Le One Health Summit vise à anticiper les crises sanitaires en intégrant des facteurs souvent traités séparément, tels que le climat, la biodiversité, les systèmes alimentaires et la pollution. Pour y parvenir, trois axes principaux guideront les discussions :

  • Gouvernance : Améliorer la coordination internationale, le partage des données et la détection précoce des risques sanitaires, dans un contexte où les États-Unis se désengagent de l'OMS.
  • Lutte contre les maladies transmissibles : Renforcer la surveillance des zoonoses et répondre à l'antibiorésistance.
  • Maladies non transmissibles : Discuter des déterminants environnementaux tels que la pollution, l'alimentation et la dégradation des écosystèmes.

Des priorités concrètes pour des résultats tangibles

Les travaux thématiques du sommet se concentreront sur quatre domaines spécifiques :

  • Les réservoirs zoonotiques et les vecteurs de maladies
  • La résistance aux antimicrobiens, responsable d'au moins 1,27 million de décès directs par an
  • Les systèmes alimentaires durables
  • L'exposition aux pollutions

Les discussions aboutiront à des annonces politiques qui seront présentées dans les 'Engagements de Lyon', attendus lors de la séquence de haut niveau du 7 avril. Au-delà des simples annonces, la France souhaite réaffirmer son rôle dans la gouvernance sanitaire mondiale et promouvoir un multilatéralisme d'action efficace.

Un contexte économique difficile

Cependant, cette ambition se heurte à un contexte économique tendu. La France a décidé de réduire significativement sa contribution au Fonds mondial de lutte contre le sida, la tuberculose et le paludisme, prévoyant 660 millions d'euros pour la période à venir, soit un milliard de moins que lors du cycle précédent. Cette décision est d'autant plus préoccupante que la France était l'un des principaux contributeurs de ce fonds, essentiel à la lutte contre ces maladies à l'échelle internationale.

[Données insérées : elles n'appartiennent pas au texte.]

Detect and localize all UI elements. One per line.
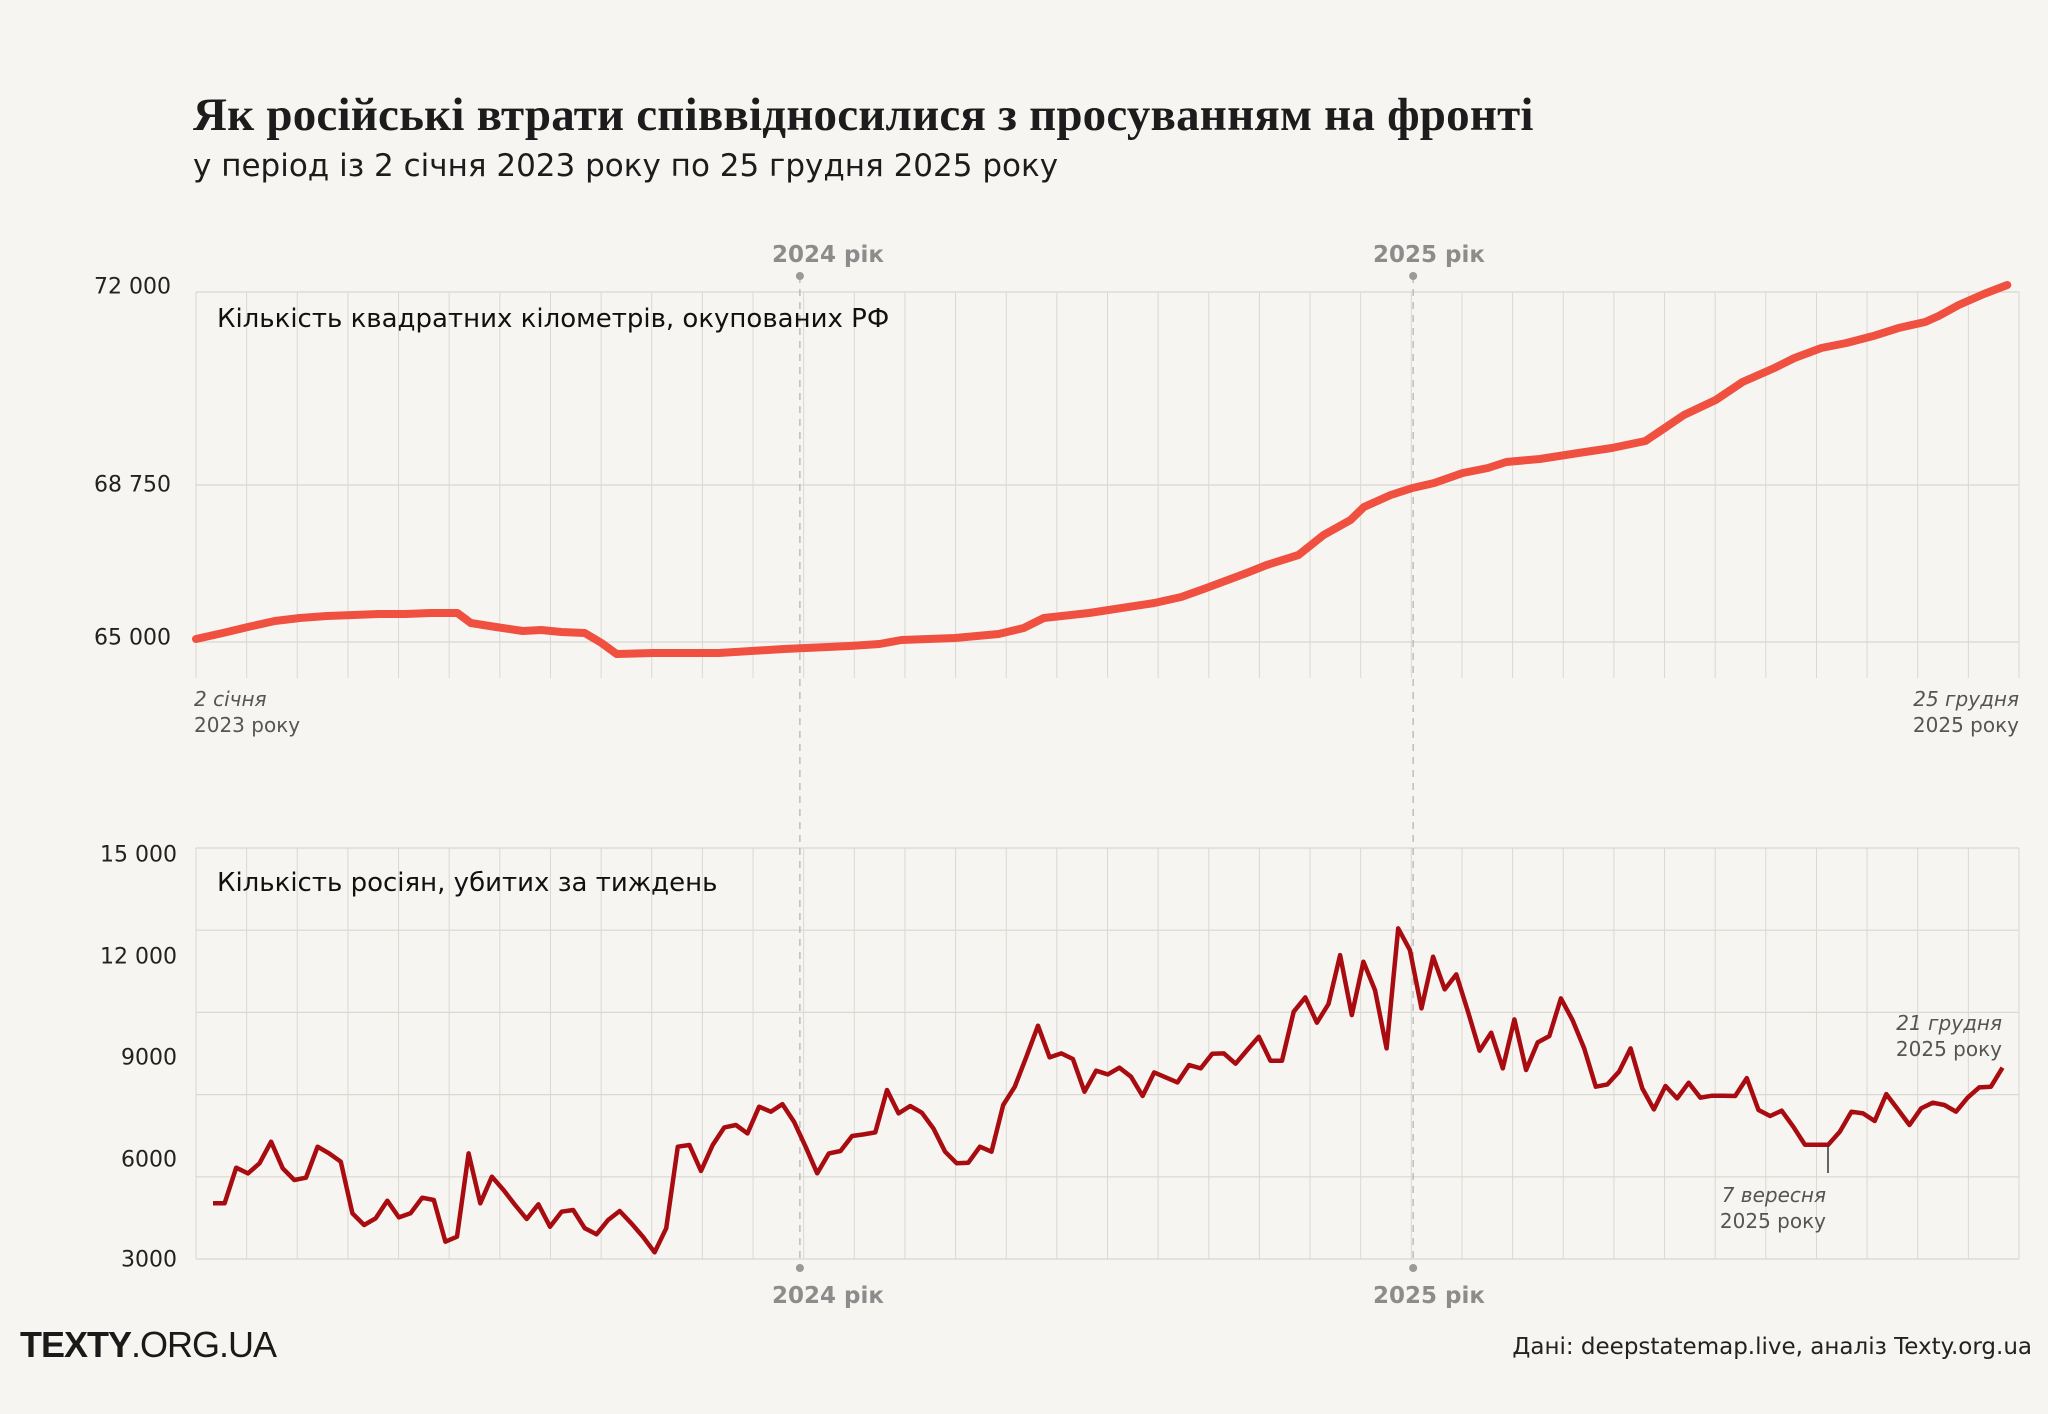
y-tick-label: 9000 <box>121 1045 177 1071</box>
year-label-2025-bottom: 2025 рік <box>1373 1283 1485 1309</box>
annotation-sept-7-year: 2025 року <box>1719 1209 1826 1233</box>
bottom-chart-title: Кількість росіян, убитих за тиждень <box>217 868 718 898</box>
annotation-sept-7-day: 7 вересня <box>1721 1183 1826 1207</box>
y-tick-label: 65 000 <box>94 625 171 651</box>
texty-logo[interactable]: TEXTY.ORG.UA <box>20 1324 277 1366</box>
y-tick-label: 72 000 <box>94 274 171 300</box>
y-tick-label: 12 000 <box>100 944 177 970</box>
year-label-2024-top: 2024 рік <box>772 242 884 268</box>
top-chart-title: Кількість квадратних кілометрів, окупова… <box>217 304 890 334</box>
annotation-dec-21-day: 21 грудня <box>1896 1011 2002 1035</box>
y-tick-label: 68 750 <box>94 472 171 498</box>
bottom-chart-grid <box>195 847 2020 1260</box>
y-tick-label: 6000 <box>121 1147 177 1173</box>
y-tick-label: 15 000 <box>100 842 177 868</box>
occupied-area-line <box>192 281 2012 658</box>
logo-bold: TEXTY <box>20 1324 132 1365</box>
annotation-dec-21: 21 грудня 2025 року <box>1896 1010 2002 1062</box>
x-end-day: 25 грудня <box>1913 687 2019 711</box>
data-source: Дані: deepstatemap.live, аналіз Texty.or… <box>1512 1334 2032 1360</box>
year-label-2025-top: 2025 рік <box>1373 242 1485 268</box>
annotation-dec-21-year: 2025 року <box>1895 1037 2002 1061</box>
annotation-sept-7: 7 вересня 2025 року <box>1720 1182 1826 1234</box>
weekly-losses-line <box>213 926 2005 1255</box>
y-tick-label: 3000 <box>121 1247 177 1273</box>
year-marker-dot <box>795 1264 804 1272</box>
year-marker-dot <box>795 272 804 280</box>
page-subtitle: у період із 2 січня 2023 року по 25 груд… <box>193 148 1059 184</box>
page-title: Як російські втрати співвідносилися з пр… <box>193 89 1534 141</box>
year-marker-lines <box>795 272 1418 1272</box>
year-label-2024-bottom: 2024 рік <box>772 1283 884 1309</box>
year-marker-dot <box>1409 272 1418 280</box>
x-start-year: 2023 року <box>194 713 301 737</box>
x-end-label: 25 грудня 2025 року <box>1913 686 2019 738</box>
logo-rest: .ORG.UA <box>131 1324 277 1365</box>
x-start-day: 2 січня <box>194 687 267 711</box>
year-marker-dot <box>1409 1264 1418 1272</box>
x-end-year: 2025 року <box>1912 713 2019 737</box>
x-start-label: 2 січня 2023 року <box>194 686 300 738</box>
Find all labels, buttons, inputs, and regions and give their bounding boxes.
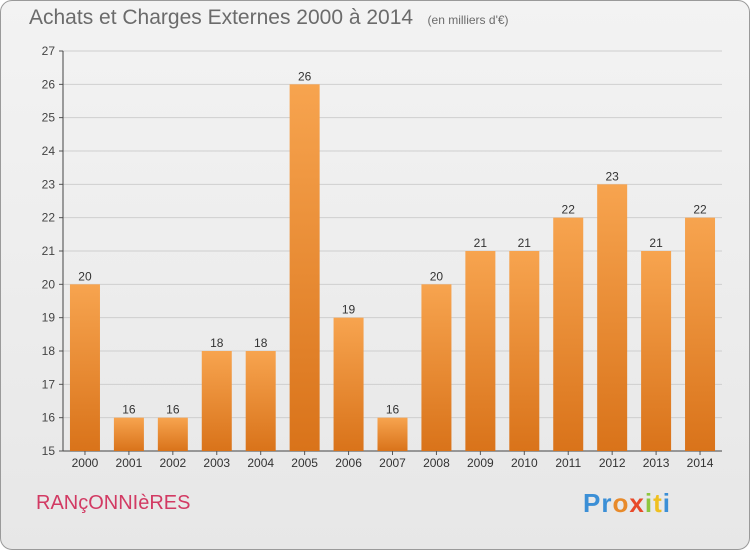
- data-label: 16: [386, 403, 400, 417]
- data-label: 22: [693, 203, 707, 217]
- x-tick-label: 2003: [203, 456, 230, 470]
- data-label: 21: [474, 236, 488, 250]
- proxiti-logo: Proxiti: [583, 488, 671, 519]
- y-tick-label: 23: [42, 177, 56, 191]
- data-label: 20: [78, 269, 92, 283]
- x-tick-label: 2005: [291, 456, 318, 470]
- x-tick-label: 2013: [643, 456, 670, 470]
- logo-letter: o: [612, 488, 630, 518]
- y-tick-label: 27: [42, 44, 56, 58]
- x-tick-labels: 2000 2001 2002 2003 2004 2005 2006 2007 2008 2009…: [72, 456, 714, 470]
- x-tick-label: 2014: [687, 456, 714, 470]
- data-label: 21: [518, 236, 532, 250]
- data-label: 22: [562, 203, 576, 217]
- bar-2013: [641, 251, 672, 451]
- y-tick-label: 18: [42, 344, 56, 358]
- y-tick-label: 15: [42, 444, 56, 458]
- y-tick-label: 22: [42, 211, 56, 225]
- bar-2011: [553, 217, 584, 451]
- data-label: 18: [210, 336, 224, 350]
- y-tick-label: 19: [42, 311, 56, 325]
- bar-2006: [333, 317, 364, 451]
- data-label: 18: [254, 336, 268, 350]
- bar-2012: [597, 184, 628, 452]
- chart-title: Achats et Charges Externes 2000 à 2014: [29, 6, 414, 29]
- x-tick-label: 2009: [467, 456, 494, 470]
- y-tick-label: 17: [42, 377, 56, 391]
- data-label: 19: [342, 303, 356, 317]
- bar-2010: [509, 251, 540, 451]
- place-name: RANçONNIèRES: [36, 492, 191, 514]
- data-label: 20: [430, 269, 444, 283]
- logo-letter: i: [662, 488, 671, 518]
- data-label: 16: [122, 403, 136, 417]
- bar-2009: [465, 251, 496, 451]
- x-tick-label: 2007: [379, 456, 406, 470]
- y-tick-labels: 15 16 17 18 19 20 21 22 23 24 25 26 27: [42, 44, 56, 458]
- bars: [69, 84, 716, 452]
- x-tick-label: 2006: [335, 456, 362, 470]
- x-tick-label: 2010: [511, 456, 538, 470]
- x-tick-label: 2000: [72, 456, 99, 470]
- y-tick-label: 21: [42, 244, 56, 258]
- title-row: Achats et Charges Externes 2000 à 2014 (…: [29, 6, 509, 30]
- x-tick-label: 2002: [159, 456, 186, 470]
- x-tick-label: 2008: [423, 456, 450, 470]
- y-tick-label: 26: [42, 77, 56, 91]
- x-tick-label: 2011: [555, 456, 581, 470]
- bar-2004: [245, 351, 276, 451]
- logo-letter: t: [653, 488, 663, 518]
- bar-2001: [113, 417, 144, 451]
- x-tick-label: 2012: [599, 456, 626, 470]
- bar-2007: [377, 417, 408, 451]
- data-labels: 20 16 16 18 18 26 19 16 20 21 21 22 23 21 22: [78, 69, 707, 416]
- chart-subtitle: (en milliers d'€): [427, 13, 509, 27]
- data-label: 23: [605, 169, 619, 183]
- y-tick-label: 20: [42, 277, 56, 291]
- bar-2002: [157, 417, 188, 451]
- y-tick-label: 25: [42, 111, 56, 125]
- data-label: 21: [649, 236, 663, 250]
- bar-2008: [421, 284, 452, 451]
- bar-2014: [685, 217, 716, 451]
- bar-2000: [69, 284, 100, 451]
- logo-letter: i: [644, 488, 654, 518]
- bar-2005: [289, 84, 320, 451]
- x-tick-label: 2004: [247, 456, 274, 470]
- data-label: 16: [166, 403, 180, 417]
- logo-letter: r: [601, 488, 613, 518]
- data-label: 26: [298, 69, 312, 83]
- x-tick-label: 2001: [116, 456, 143, 470]
- y-tick-label: 24: [42, 144, 56, 158]
- bar-2003: [201, 351, 232, 451]
- logo-letter: P: [583, 488, 602, 518]
- logo-letter: x: [629, 488, 645, 518]
- y-tick-label: 16: [42, 411, 56, 425]
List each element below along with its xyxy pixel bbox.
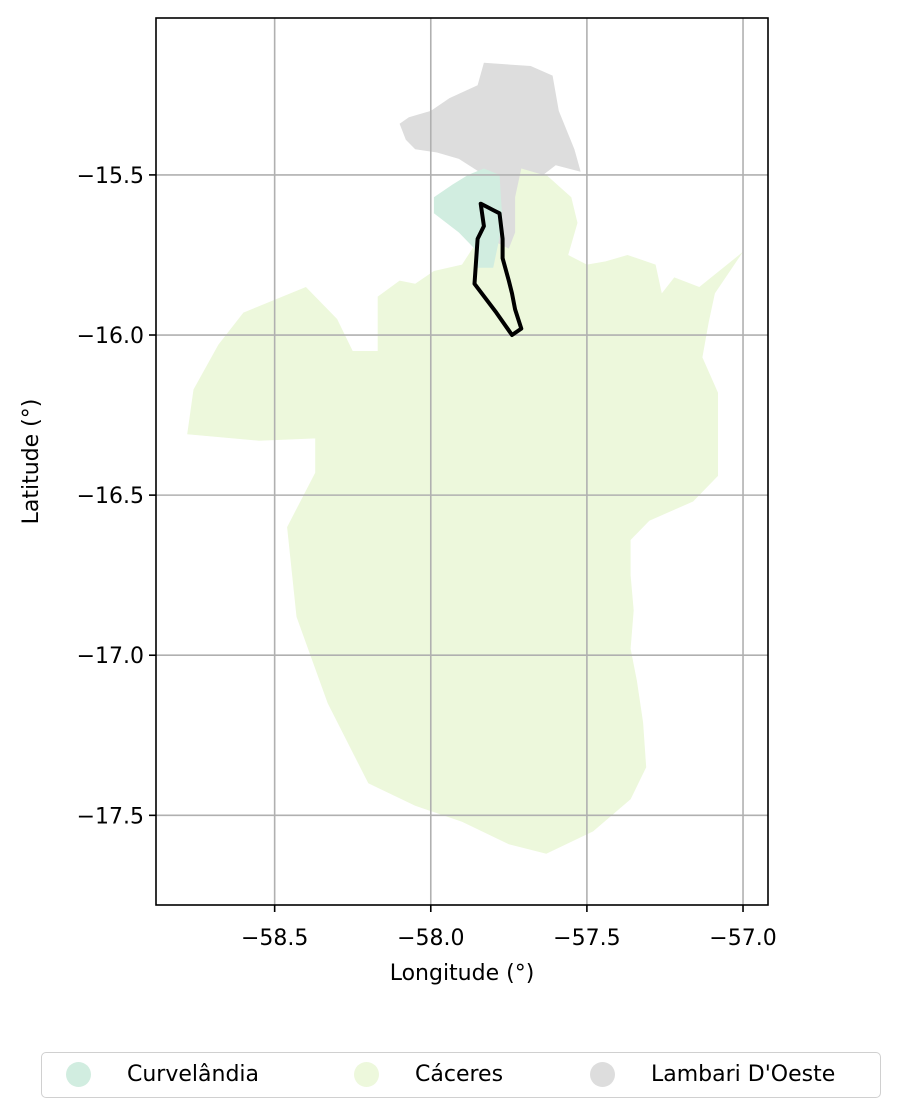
legend-swatch-lambari xyxy=(590,1062,615,1087)
y-tick-label: −15.5 xyxy=(77,164,144,189)
y-tick-label: −16.0 xyxy=(77,324,144,349)
ticks: −58.5 −58.0 −57.5 −57.0 −15.5 −16.0 −16.5 −17.0… xyxy=(77,164,777,951)
y-tick-label: −16.5 xyxy=(77,484,144,509)
grid xyxy=(156,18,768,905)
y-axis-label: Latitude (°) xyxy=(19,399,44,525)
y-tick-label: −17.0 xyxy=(77,644,144,669)
legend-item-lambari: Lambari D'Oeste xyxy=(590,1053,835,1096)
axes-frame xyxy=(155,17,769,906)
y-tick-label: −17.5 xyxy=(77,804,144,829)
x-tick-label: −58.5 xyxy=(241,926,308,951)
x-tick-label: −57.5 xyxy=(553,926,620,951)
legend-item-curvelandia: Curvelândia xyxy=(66,1053,259,1096)
x-tick-label: −57.0 xyxy=(709,926,776,951)
x-axis-label: Longitude (°) xyxy=(390,961,535,986)
plot-area xyxy=(187,62,743,854)
legend-swatch-caceres xyxy=(354,1062,379,1087)
region-caceres xyxy=(187,162,743,854)
legend-label-caceres: Cáceres xyxy=(415,1062,504,1087)
legend: Curvelândia Cáceres Lambari D'Oeste xyxy=(41,1052,881,1098)
x-tick-label: −58.0 xyxy=(397,926,464,951)
region-lambari-d-oeste xyxy=(399,62,581,249)
region-curvelandia xyxy=(433,168,503,268)
legend-swatch-curvelandia xyxy=(66,1062,91,1087)
legend-label-curvelandia: Curvelândia xyxy=(127,1062,259,1087)
legend-item-caceres: Cáceres xyxy=(354,1053,503,1096)
legend-label-lambari: Lambari D'Oeste xyxy=(651,1062,836,1087)
highlight-outline xyxy=(472,201,524,337)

Mobiliser des ressources durables

Cette réduction des financements soulève des questions sur le décalage entre le leadership politique affiché et les moyens financiers alloués. Dans un environnement marqué par des tensions géopolitiques et une fragmentation des financements internationaux, la capacité à mobiliser des ressources durables sera cruciale pour crédibiliser les engagements pris à Lyon.

Le One Health Summit représente donc un moment clé pour la santé mondiale, mais également un défi pour la France, qui doit prouver sa capacité à conjuguer discours ambitieux et actions concrètes.